Aussi discret que le « héros » de son dernier film sorti en 1996, Jacques Audiard semblait cultiver une lenteur dans la mise en oeuvre de ses projets qui pouvait passer pour une certaine difficulté à rebondir après un gros succès critique et public. C’est avec l’aide du romancier et scénariste Tonino Benacquista que l’auteur de Regarde les hommes tomber a mis sur pied son troisième long métrage, film hybride, qui commence comme une chronique sociale, se suit comme un polar et s’achève en romance.

Carla (Emmanuelle Devos) est secrétaire à la Sedim, une entreprise immobilière. Débordée, gênée dans son travail par un problème auditif qui l’oblige à porter une prothèse, elle doit en plus supporter l’indifférence et les vexations quotidiennes d’une équipe en majorité masculine. Sa faculté à lire sur les lèvres lui permet, entres autres, de goûter les vulgaires apartés de ses collègues à propos de son physique ingrat. Pour se faire aider, elle embauche un stagiaire, Paul, un délinquant fraîchement débarqué de Fleury-Mérogis, mis à l’épreuve par son contrôleur judiciaire. Carla, seule dans la vie, se met en devoir d’aider Paul, même s’il est loin de convenir au poste qui lui est confié. Mais peu à peu, ils vont entrevoir de nouvelles « collaborations » et se rendre indispensables l’un à l’autre.

Jacques Audiard a su filmer une rencontre, celle d’un loubard indécis et d’une femme seule et brimée, mais aussi celle de deux univers aux connotations très différentes.

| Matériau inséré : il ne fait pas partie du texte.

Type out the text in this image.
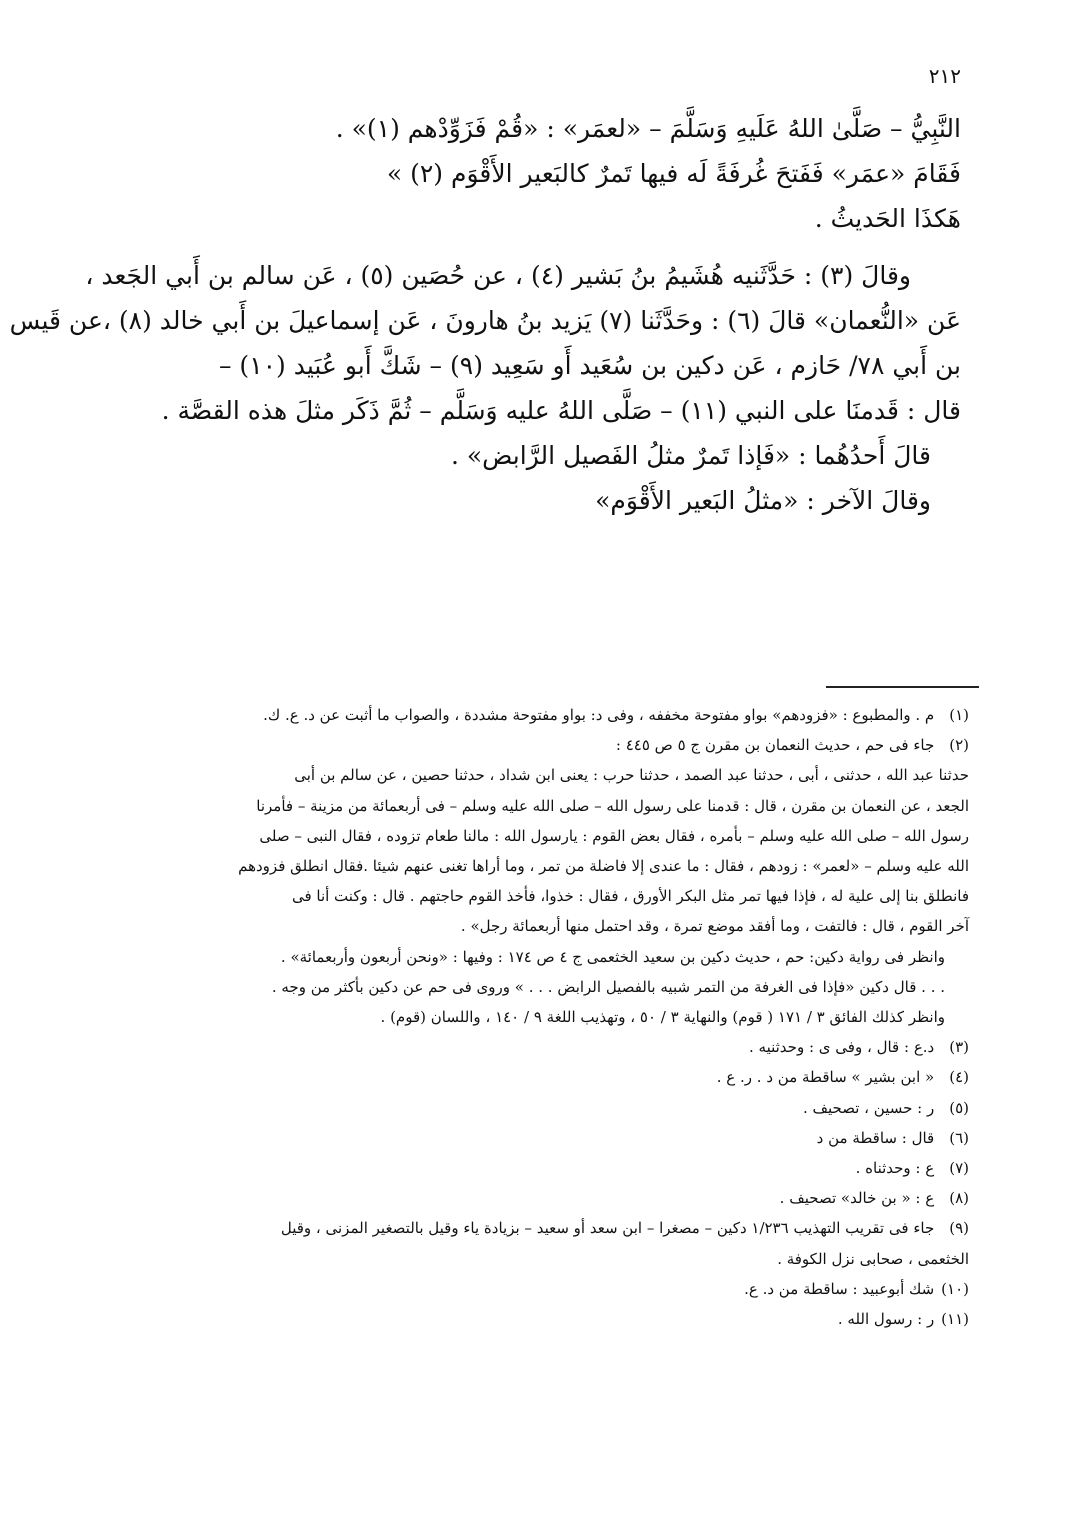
٢١٢
النَّبِيُّ – صَلَّىٰ اللهُ عَلَيهِ وَسَلَّمَ – «لعمَر» : «قُمْ فَزَوِّدْهم (١)» .
فَقَامَ «عمَر» فَفَتحَ غُرفَةً لَه فيها تَمرٌ كالبَعير الأَقْوَم (٢) »
هَكذَا الحَديثُ .
وقالَ (٣) : حَدَّثَنيه هُشَيمُ بنُ بَشير (٤) ، عن حُصَين (٥) ، عَن سالم بن أَبي الجَعد ،
عَن «النُّعمان» قالَ (٦) : وحَدَّثَنا (٧) يَزيد بنُ هارونَ ، عَن إسماعيلَ بن أَبي خالد (٨) ،عن قَيس
بن أَبي ٧٨/ حَازم ، عَن دكين بن سُعَيد أَو سَعِيد (٩) – شَكَّ أَبو عُبَيد (١٠) –
قال : قَدمنَا على النبي (١١) – صَلَّى اللهُ عليه وَسَلَّم – ثُمَّ ذَكَر مثلَ هذه القصَّة .
قالَ أَحدُهُما : «فَإذا تَمرٌ مثلُ الفَصيل الرَّابض» .
وقالَ الآخر : «مثلُ البَعير الأَقْوَم»
(١) م . والمطبوع : «فزودهم» بواو مفتوحة مخففه ، وفى د: بواو مفتوحة مشددة ، والصواب ما أثبت عن د. ع. ك.
(٢) جاء فى حم ، حديث النعمان بن مقرن ج ٥ ص ٤٤٥ :
حدثنا عبد الله ، حدثنى ، أبى ، حدثنا عبد الصمد ، حدثنا حرب : يعنى ابن شداد ، حدثنا حصين ، عن سالم بن أبى
الجعد ، عن النعمان بن مقرن ، قال : قدمنا على رسول الله – صلى الله عليه وسلم – فى أربعمائة من مزينة – فأمرنا
رسول الله – صلى الله عليه وسلم – بأمره ، فقال بعض القوم : يارسول الله : مالنا طعام تزوده ، فقال النبى – صلى
الله عليه وسلم – «لعمر» : زودهم ، فقال : ما عندى إلا فاضلة من تمر ، وما أراها تغنى عنهم شيئا .فقال انطلق فزودهم
فانطلق بنا إلى علية له ، فإذا فيها تمر مثل البكر الأورق ، فقال : خذوا، فأخذ القوم حاجتهم . قال : وكنت أنا فى
آخر القوم ، قال : فالتفت ، وما أفقد موضع تمرة ، وقد احتمل منها أربعمائة رجل» .
وانظر فى رواية دكين: حم ، حديث دكين بن سعيد الخثعمى ج ٤ ص ١٧٤ : وفيها : «ونحن أربعون وأربعمائة» .
. . . قال دكين «فإذا فى الغرفة من التمر شبيه بالفصيل الرابض . . . » وروى فى حم عن دكين بأكثر من وجه .
وانظر كذلك الفائق ٣ / ١٧١ ( قوم) والنهاية ٣ / ٥٠ ، وتهذيب اللغة ٩ / ١٤٠ ، واللسان (قوم) .
(٣) د.ع : قال ، وفى ى : وحدثنيه .
(٤) « ابن بشير » ساقطة من د . ر. ع .
(٥) ر : حسين ، تصحيف .
(٦) قال : ساقطة من د
(٧) ع : وحدثناه .
(٨) ع : « بن خالد» تصحيف .
(٩) جاء فى تقريب التهذيب ١/٢٣٦ دكين – مصغرا – ابن سعد أو سعيد – بزيادة ياء وقيل بالتصغير المزنى ، وقيل
الخثعمى ، صحابى نزل الكوفة .
(١٠) شك أبوعبيد : ساقطة من د. ع.
(١١) ر : رسول الله .
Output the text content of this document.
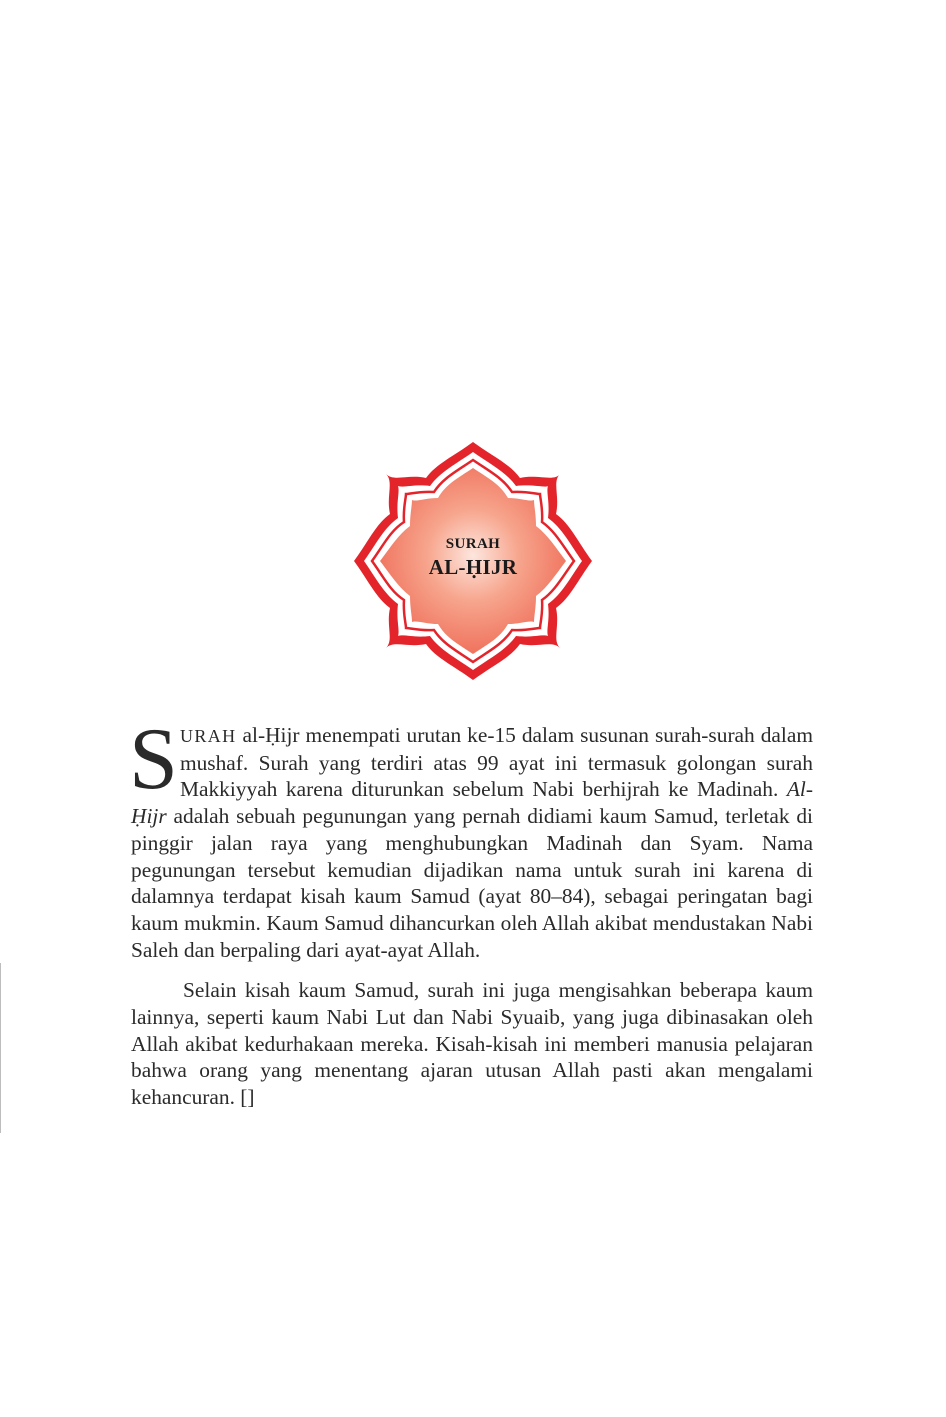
SURAH
AL-ḤIJR

SURAH al-Ḥijr menempati urutan ke-15 dalam susunan surah-surah dalam mushaf. Surah yang terdiri atas 99 ayat ini termasuk golongan surah Makkiyyah karena diturunkan sebelum Nabi berhijrah ke Madinah. Al-Ḥijr adalah sebuah pegunungan yang pernah didiami kaum Samud, terletak di pinggir jalan raya yang menghubungkan Madinah dan Syam. Nama pegunungan tersebut kemudian dijadikan nama untuk surah ini karena di dalamnya terdapat kisah kaum Samud (ayat 80–84), sebagai peringatan bagi kaum mukmin. Kaum Samud dihancurkan oleh Allah akibat mendustakan Nabi Saleh dan berpaling dari ayat-ayat Allah.

Selain kisah kaum Samud, surah ini juga mengisahkan beberapa kaum lainnya, seperti kaum Nabi Lut dan Nabi Syuaib, yang juga dibinasakan oleh Allah akibat kedurhakaan mereka. Kisah-kisah ini memberi manusia pelajaran bahwa orang yang menentang ajaran utusan Allah pasti akan mengalami kehancuran. []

Tandis que la description du métier de Carla et de son cortège d’humiliations relève de l’observation sociale, sans misérabilisme mais avec le souci de montrer une réalité moyenne (l’assistante de base dans une PME ordinaire) peu reluisante, l’irruption de Paul, autre type de « cas social », ouvre une brèche, permet le passage d’un film à l’autre dans un esprit de parfaite continuité. Le plus beau renversement de Sur mes lèvres réside dans la manière dont Paul, venu de l’extérieur et que Carla cherche à intégrer dans un monde dont elle-même se sent exclue, va l’entraîner dans le crime, mais aussi dégager pour elle de nouveaux horizons et lui donner les moyens d’une revanche. Retombé malgré lui dans le système de la pègre (aux mains d’un inquiétant patron de boîte joué par Olivier Gourmet, impressionnant), Paul, cette fois, n’est plus seul. Le pouvoir de Carla, qui ne faisait que lui révéler l’hypocrisie de ses collègues, devient une arme redoutable, la promesse d’une liberté nouvelle et meilleure.

Tous ces beaux paradoxes fournissent la matière d’un récit intense et puissant, guidé par le même désir de transgression que ses personnages. On regrette certains choix, comme une mise en scène un peu assujettie aux mouvements des acteurs, et qui souvent pêche par approximation. Audiard n’a pas su se débarrasser de certains tics auteuristes, en particulier cet entêtement à vouloir glisser des à-côtés narratifs, parfois de véritables cheveux sur la soupe comme cette histoire de contrôleur judiciaire meurtrier, une coquetterie de débutant qui laisse perplexe. Pourtant, transcendé par la présence d’Emanuelle Devos qui s’avère être une actrice de premier ordre, Sur mes lèvres est un film vibrant, habité, et dont l’énergie fragile engendre à coup sûr l’émotion.